Julia has some impressive performance stats, so I gave it a whirl, or half a whirl.

Since I now have a lot of text to mine I need to at least be able to segment strings into tokens and count occurrences of those words in sentences, phrases, paragraphs, chapters, and books. Unfortunately Julia can’t match the human compiler performance of python for this simple task that for python is simply a matter of split, Counter and a generator or two.
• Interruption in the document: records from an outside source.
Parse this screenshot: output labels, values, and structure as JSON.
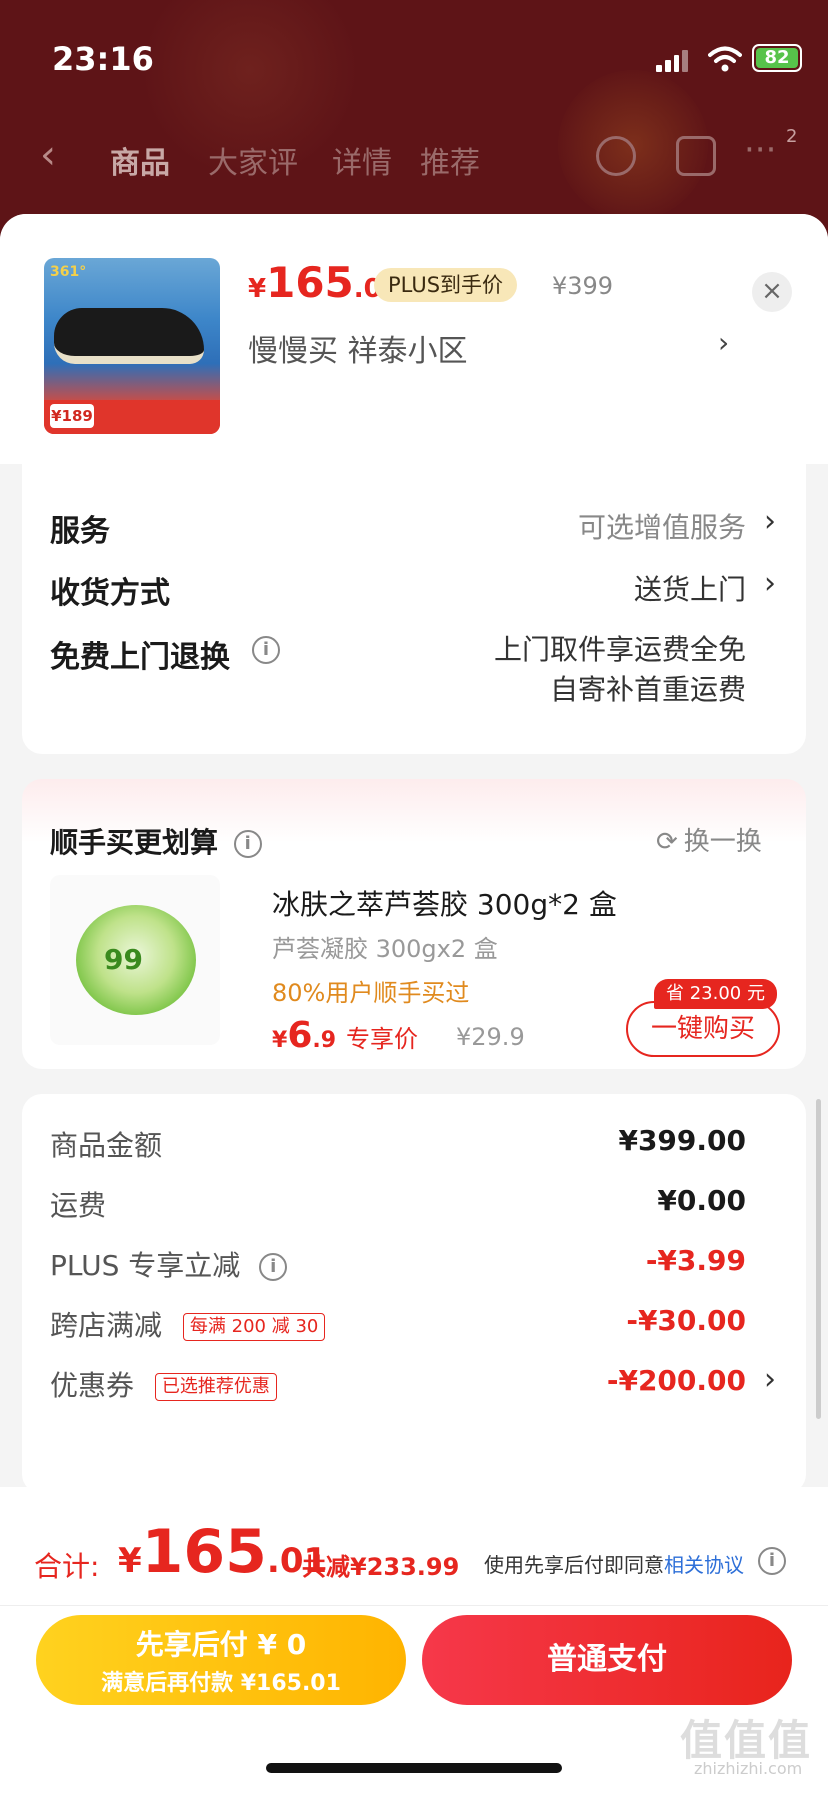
{
  "status": {
    "time": "23:16",
    "battery": "82"
  },
  "background_nav": {
    "tabs": [
      "商品",
      "大家评",
      "详情",
      "推荐"
    ],
    "badge": "2"
  },
  "header": {
    "price_currency": "¥",
    "price_int": "165",
    "price_dec": ".01",
    "plus_tag": "PLUS到手价",
    "original_price": "¥399",
    "address": "慢慢买  祥泰小区",
    "thumb_logo": "361°",
    "thumb_price": "¥189"
  },
  "options": {
    "service_label": "服务",
    "service_value": "可选增值服务",
    "delivery_label": "收货方式",
    "delivery_value": "送货上门",
    "return_label": "免费上门退换",
    "return_line1": "上门取件享运费全免",
    "return_line2": "自寄补首重运费"
  },
  "addon": {
    "title": "顺手买更划算",
    "swap_label": "换一换",
    "product_name": "冰肤之萃芦荟胶 300g*2 盒",
    "spec": "芦荟凝胶 300gx2 盒",
    "buyers": "80%用户顺手买过",
    "price_currency": "¥",
    "price_int": "6",
    "price_dec": ".9",
    "price_tag": "专享价",
    "original_price": "¥29.9",
    "save_tag": "省 23.00 元",
    "buy_button": "一键购买",
    "jar_label": "99"
  },
  "summary": {
    "rows": [
      {
        "label": "商品金额",
        "value": "¥399.00"
      },
      {
        "label": "运费",
        "value": "¥0.00"
      },
      {
        "label": "PLUS 专享立减",
        "value": "-¥3.99"
      },
      {
        "label": "跨店满减",
        "tag": "每满 200 减 30",
        "value": "-¥30.00"
      },
      {
        "label": "优惠券",
        "tag": "已选推荐优惠",
        "value": "-¥200.00"
      }
    ]
  },
  "footer": {
    "total_label": "合计:",
    "total_currency": "¥",
    "total_int": "165",
    "total_dec": ".01",
    "total_saved": "共减¥233.99",
    "agree_text": "使用先享后付即同意",
    "agree_link": "相关协议",
    "pay_later_line1": "先享后付 ¥ 0",
    "pay_later_line2": "满意后再付款 ¥165.01",
    "pay_button": "普通支付"
  },
  "watermark": {
    "main": "值值值",
    "sub": "zhizhizhi.com"
  },
  "colors": {
    "accent_red": "#e6261f",
    "pay_later_yellow": "#ffc107",
    "link_blue": "#2d6fd8"
  }
}
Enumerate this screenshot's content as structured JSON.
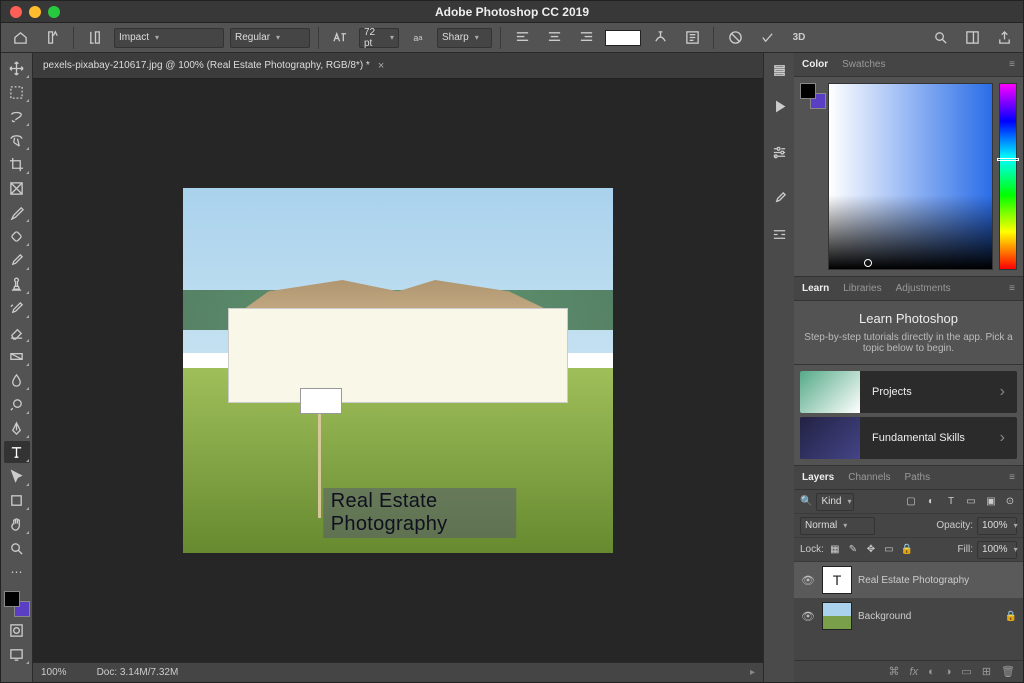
{
  "title": "Adobe Photoshop CC 2019",
  "opts": {
    "font": "Impact",
    "weight": "Regular",
    "size_label": "T",
    "size": "72 pt",
    "aa": "Sharp",
    "three_d": "3D"
  },
  "document": {
    "tab": "pexels-pixabay-210617.jpg @ 100% (Real Estate Photography, RGB/8*) *",
    "watermark": "Real Estate Photography"
  },
  "status": {
    "zoom": "100%",
    "doc": "Doc: 3.14M/7.32M"
  },
  "color_panel": {
    "tabs": [
      "Color",
      "Swatches"
    ]
  },
  "learn": {
    "tabs": [
      "Learn",
      "Libraries",
      "Adjustments"
    ],
    "title": "Learn Photoshop",
    "sub": "Step-by-step tutorials directly in the app. Pick a topic below to begin.",
    "cards": [
      "Projects",
      "Fundamental Skills"
    ]
  },
  "layers": {
    "tabs": [
      "Layers",
      "Channels",
      "Paths"
    ],
    "filter_label": "Kind",
    "blend": "Normal",
    "opacity_label": "Opacity:",
    "opacity": "100%",
    "lock_label": "Lock:",
    "fill_label": "Fill:",
    "fill": "100%",
    "items": [
      {
        "name": "Real Estate Photography",
        "type": "T"
      },
      {
        "name": "Background"
      }
    ]
  }
}
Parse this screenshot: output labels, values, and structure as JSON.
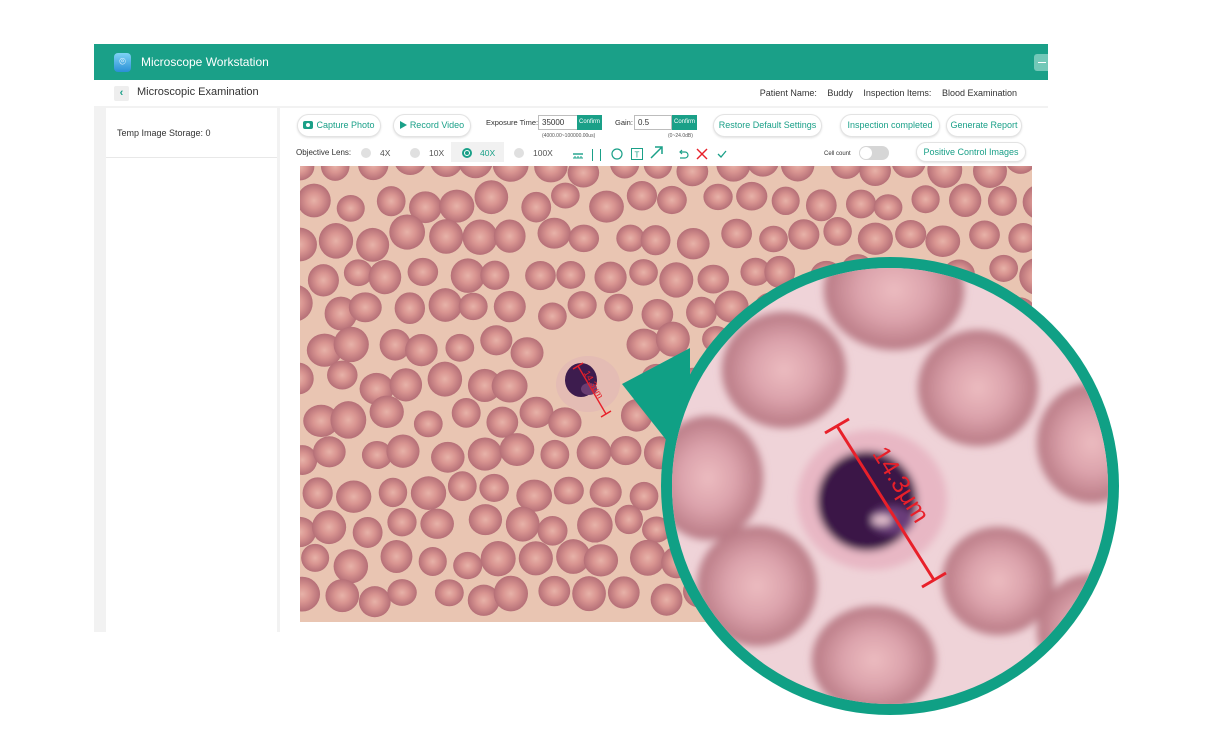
{
  "app": {
    "title": "Microscope Workstation",
    "accent_color": "#1aa088"
  },
  "header": {
    "title": "Microscopic Examination",
    "patient_label": "Patient Name:",
    "patient_value": "Buddy",
    "items_label": "Inspection Items:",
    "items_value": "Blood Examination"
  },
  "sidebar": {
    "storage_text": "Temp Image Storage: 0"
  },
  "toolbar": {
    "capture_label": "Capture Photo",
    "record_label": "Record Video",
    "exposure_label": "Exposure Time:",
    "exposure_value": "35000",
    "exposure_confirm": "Confirm",
    "exposure_hint": "(4000.00~100000.00us)",
    "gain_label": "Gain:",
    "gain_value": "0.5",
    "gain_confirm": "Confirm",
    "gain_hint": "(0~24.0dB)",
    "restore_label": "Restore Default Settings",
    "completed_label": "Inspection completed",
    "report_label": "Generate Report",
    "lens_label": "Objective Lens:",
    "lenses": [
      "4X",
      "10X",
      "40X",
      "100X"
    ],
    "selected_lens": "40X",
    "cell_count_label": "Cell count",
    "cell_count_on": false,
    "positive_label": "Positive Control Images"
  },
  "measurement": {
    "label": "14.3μm",
    "color": "#e8202a"
  }
}
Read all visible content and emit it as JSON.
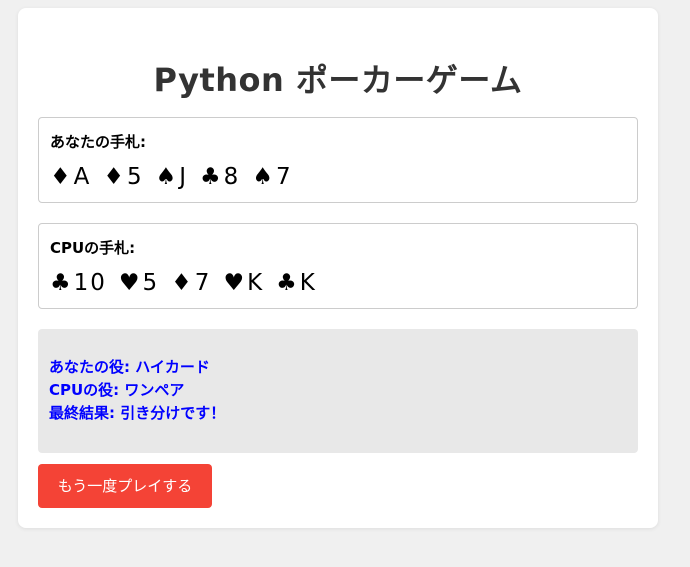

I couldn’t get Julia to even concatenate an array of strings together: split or join a string using the weird Perl syntax:

$ julia
               _
   _       _ _(_)_     |  A fresh approach to technical computing
  (_)     | (_) (_)    |  Documentation: http://docs.julialang.org
   _ _   _| |_  __ _   |  Type "help()" for help.
  | | | | | | |/ _` |  |
  | | |_| | | | (_| |  |  Version 0.3.11
 _/ |\__'_|_|_|\__'_|  |  
|__/                   |  x86_64-linux-gnu

julia> s = ["this", "is", "an", "array", "of", "strings"]
6-element Array{ASCIIString,1}:
 "this"   
 "is"     
 "an"     
 "array"  
 "of"     
 "strings"

julia> " ".join(s)
ERROR: type ASCIIString has no field join

julia> " $s"
" ASCIIString[\"this\",\"is\",\"an\",\"array\",\"of\",\"strings\"]"

julia> 

Or split a sentence into tokens using the cool built in Perl regex capability:

julia> ismatch(r"^\s*(?:#|$)", "# a comment")
true

julia> match(r"^\s*(?:#|$)", "# a comment")
RegexMatch("#")

julia> regex = r"[^ ]+"
r"[^ ]+"

julia> captures(regex, "This is an sentence of workds (tokens).")
ERROR: captures not defined

julia> m = match(regex, "This is an sentence of workds (tokens).")
RegexMatch("This")

julia> m.captures
0-element Array{Union(SubString{UTF8String},Nothing),1}

julia> m = match(regex, "This is an sentence of workds (tokens).")
RegexMatch("This")

julia> m.captures
0-element Array{Union(SubString{UTF8String},Nothing),1}

I’m affraid Python is too deeply engrained in my thinking. So it’s back to Python and gensim for the total guten literature mining work.

Written on February 22, 2016